Location: Grain, Forage, and Bioenergy ResearchTitle: Germination and emergence tests for predicting switchgrass field establishment) Author
|Mitchell, Robert - Rob|
Submitted to: Agronomy Journal
Publication Type: Peer reviewed journal
Publication Acceptance Date: 12/27/2011
Publication Date: 1/27/2012
Publication URL: http://handle.nal.usda.gov/10113/54072
Citation: Mitchell, R., Vogel, K.P. 2012. Germination and emergence tests for predicting switchgrass field establishment. Agronomy Journal. 104:458-465. Interpretive Summary: Switchgrass is an important warm-season grass for use as a potential bioenergy crop in the USA. The economic viability of growing switchgrass for bioenergy hinges on successful stand establishment in the seeding year. The main causes of poor or failed switchgrass establishment are lack of rainfall during the establishment period, weed competition due to poor weed control practices, improper planting procedures including seedbed preparation and planting depth, and poor seed quality. All factors except rainfall can be addressed by management. Our objective was to evaluate different seed quality tests for their ability to predict actual field establishment to reduce risks of catastrophic failure during switchgrass stand establishment. Functionally, a seedlot establishment test is the pure live seed for a seedlot based on the number of seeds per ounce for that specific seedlot. Our working hypothesis was that seeding switchgrass based on seedlot establishment tests will increase the ability to reliably establish switchgrass stands when compared with existing practices, regardless of the quality of different seedlots. The pure live seed method was a poor predictor of field establishment. A simple seedlot test such as the number of seeds per ounce that emerge through 1.5-inches of sand was the best predictor of field establishment and provides significant benefits in both stands and initial biomass yields with little additional cost. Stands on which planting rates were based on seedlot establishment tests that included stress tests were better predictors of establishment than the standard pure live seed method. Switchgrass seeding rates based on seedlot establishment tests are recommended to reduce risks of failure during stand establishment.

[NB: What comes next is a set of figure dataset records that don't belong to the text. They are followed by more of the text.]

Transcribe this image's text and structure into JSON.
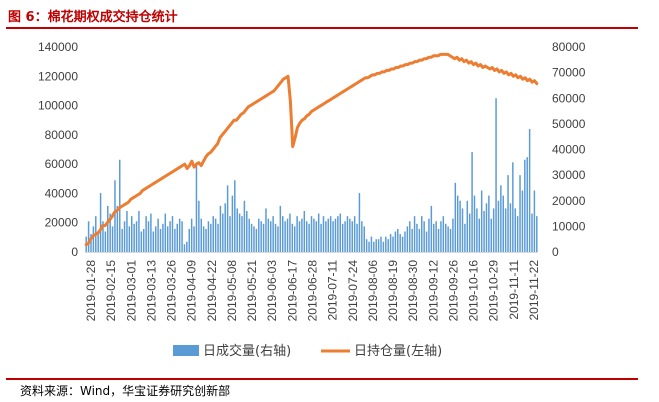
{
  "title": "图 6：棉花期权成交持仓统计",
  "source": "资料来源：Wind，华宝证券研究创新部",
  "colors": {
    "bar": "#5b9bd5",
    "line": "#ed7d31",
    "accent": "#c00000"
  },
  "chart_data": {
    "type": "bar+line",
    "left_axis": {
      "min": 0,
      "max": 140000,
      "ticks": [
        "0",
        "20000",
        "40000",
        "60000",
        "80000",
        "100000",
        "120000",
        "140000"
      ]
    },
    "right_axis": {
      "min": 0,
      "max": 80000,
      "ticks": [
        "0",
        "10000",
        "20000",
        "30000",
        "40000",
        "50000",
        "60000",
        "70000",
        "80000"
      ]
    },
    "x_tick_labels": [
      "2019-01-28",
      "2019-02-15",
      "2019-03-01",
      "2019-03-13",
      "2019-03-26",
      "2019-04-09",
      "2019-04-22",
      "2019-05-08",
      "2019-05-21",
      "2019-06-03",
      "2019-06-17",
      "2019-06-28",
      "2019-07-11",
      "2019-07-24",
      "2019-08-06",
      "2019-08-19",
      "2019-08-30",
      "2019-09-12",
      "2019-09-26",
      "2019-10-16",
      "2019-10-29",
      "2019-11-11",
      "2019-11-22"
    ],
    "legend": [
      "日成交量(右轴)",
      "日持仓量(左轴)"
    ],
    "series": [
      {
        "name": "日成交量(右轴)",
        "axis": "right",
        "type": "bar",
        "values": [
          6000,
          12000,
          7000,
          10000,
          14000,
          8000,
          23000,
          12000,
          8000,
          18000,
          15000,
          10000,
          28000,
          18000,
          36000,
          9000,
          12000,
          16000,
          10000,
          14000,
          11000,
          12000,
          16000,
          8000,
          9000,
          14000,
          12000,
          15000,
          8000,
          10000,
          13000,
          9000,
          11000,
          15000,
          10000,
          12000,
          14000,
          9000,
          11000,
          13000,
          12000,
          3000,
          4000,
          9000,
          13000,
          10000,
          35000,
          20000,
          13000,
          10000,
          9000,
          12000,
          11000,
          14000,
          13000,
          11000,
          18000,
          15000,
          19000,
          26000,
          14000,
          22000,
          28000,
          17000,
          15000,
          14000,
          20000,
          16000,
          13000,
          11000,
          10000,
          9000,
          13000,
          12000,
          11000,
          17000,
          13000,
          12000,
          14000,
          11000,
          10000,
          18000,
          14000,
          12000,
          13000,
          15000,
          11000,
          10000,
          14000,
          12000,
          13000,
          16000,
          12000,
          11000,
          14000,
          13000,
          12000,
          15000,
          11000,
          14000,
          12000,
          13000,
          14000,
          12000,
          13000,
          14000,
          15000,
          11000,
          12000,
          14000,
          13000,
          12000,
          14000,
          11000,
          23000,
          12000,
          10000,
          5000,
          4000,
          6000,
          4000,
          5000,
          5000,
          6000,
          4000,
          6000,
          5000,
          7000,
          6000,
          8000,
          9000,
          7000,
          6000,
          8000,
          10000,
          12000,
          9000,
          14000,
          11000,
          9000,
          14000,
          12000,
          8000,
          13000,
          18000,
          11000,
          12000,
          9000,
          12000,
          14000,
          11000,
          10000,
          9000,
          13000,
          27000,
          22000,
          20000,
          17000,
          11000,
          20000,
          15000,
          39000,
          22000,
          17000,
          13000,
          24000,
          16000,
          19000,
          22000,
          13000,
          17000,
          60000,
          20000,
          26000,
          22000,
          17000,
          30000,
          19000,
          35000,
          17000,
          14000,
          30000,
          24000,
          36000,
          37000,
          48000,
          15000,
          24000,
          14000
        ]
      },
      {
        "name": "日持仓量(左轴)",
        "axis": "left",
        "type": "line",
        "values": [
          5000,
          6000,
          9000,
          11000,
          12000,
          13000,
          15000,
          18000,
          18000,
          20000,
          22000,
          24000,
          27000,
          28000,
          30000,
          31000,
          32000,
          33000,
          34000,
          36000,
          37000,
          38000,
          39000,
          40000,
          42000,
          43000,
          44000,
          45000,
          46000,
          47000,
          48000,
          49000,
          50000,
          51000,
          52000,
          53000,
          54000,
          55000,
          56000,
          57000,
          58000,
          59000,
          60000,
          57000,
          59000,
          62000,
          58000,
          60000,
          61000,
          59000,
          62000,
          65000,
          67000,
          68000,
          70000,
          72000,
          74000,
          78000,
          80000,
          82000,
          84000,
          86000,
          88000,
          90000,
          90000,
          92000,
          94000,
          95000,
          97000,
          99000,
          100000,
          101000,
          102000,
          103000,
          104000,
          105000,
          106000,
          107000,
          108000,
          109000,
          110000,
          112000,
          114000,
          116000,
          118000,
          119000,
          120000,
          103000,
          72000,
          78000,
          85000,
          88000,
          90000,
          91000,
          93000,
          94000,
          96000,
          97000,
          98000,
          99000,
          100000,
          101000,
          102000,
          103000,
          104000,
          105000,
          106000,
          107000,
          108000,
          109000,
          110000,
          111000,
          112000,
          113000,
          114000,
          115000,
          116000,
          117000,
          118000,
          119000,
          119000,
          120000,
          121000,
          121000,
          122000,
          122000,
          123000,
          123000,
          124000,
          124000,
          125000,
          125000,
          126000,
          126000,
          127000,
          127000,
          128000,
          128000,
          129000,
          129000,
          130000,
          130000,
          131000,
          131000,
          132000,
          132000,
          133000,
          133000,
          134000,
          134000,
          134000,
          135000,
          135000,
          135000,
          135000,
          134000,
          133000,
          132000,
          133000,
          131000,
          132000,
          130000,
          131000,
          129000,
          130000,
          128000,
          129000,
          127000,
          128000,
          126000,
          127000,
          126000,
          125000,
          126000,
          124000,
          125000,
          123000,
          124000,
          122000,
          123000,
          121000,
          122000,
          120000,
          121000,
          119000,
          120000,
          118000,
          119000,
          117000,
          118000,
          116000,
          117000,
          115000
        ]
      }
    ]
  }
}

Technical Abstract: The effect of switchgrass (Panicum virgatum L.) seed quality tests on field establishment has not been addressed. Our objective was to evaluate the ability of seed quality tests to predict field establishment. Standard Association of Official Seed Analysts (AOSA) tests are based on the percentage of seeds in a seedlot that germinate under standard laboratory conditions whereas the Seedlot Establishment Tests (SET) are based on the number of seeds that emerge g-1 of seed using different germination or stress test conditions. SET was determined using six laboratory tests and the results validated in three replicated field trials. Treatments were: 1) AOSA pure live seed (PLS) test assuming 858 seeds g-1; 2) AOSA test with no pre-chill; 3) AOSA test with pre-chill; 4) heat stressed at 50 oC for 12 h; 5) emergence from 4 cm of sand; and 6) heat stressed plus emergence from 2 cm of sand. Data from non-control tests were on a SET/g basis. Field trials were seeded at 200 PLS or SET/m2. Seedlots differed for all laboratory tests. Field establishment differed by seed quality test on which seeding rate was based. The PLS method was a poor predictor of field establishment. The SET using emergence from 4 cm of sand was the best predictor of establishment. Stands on which planting rates were based on SET that included stress tests were better predictors of establishment than the standard PLS method. Switchgrass seeding rates based on SET are recommended to reduce risks of failure during stand establishment.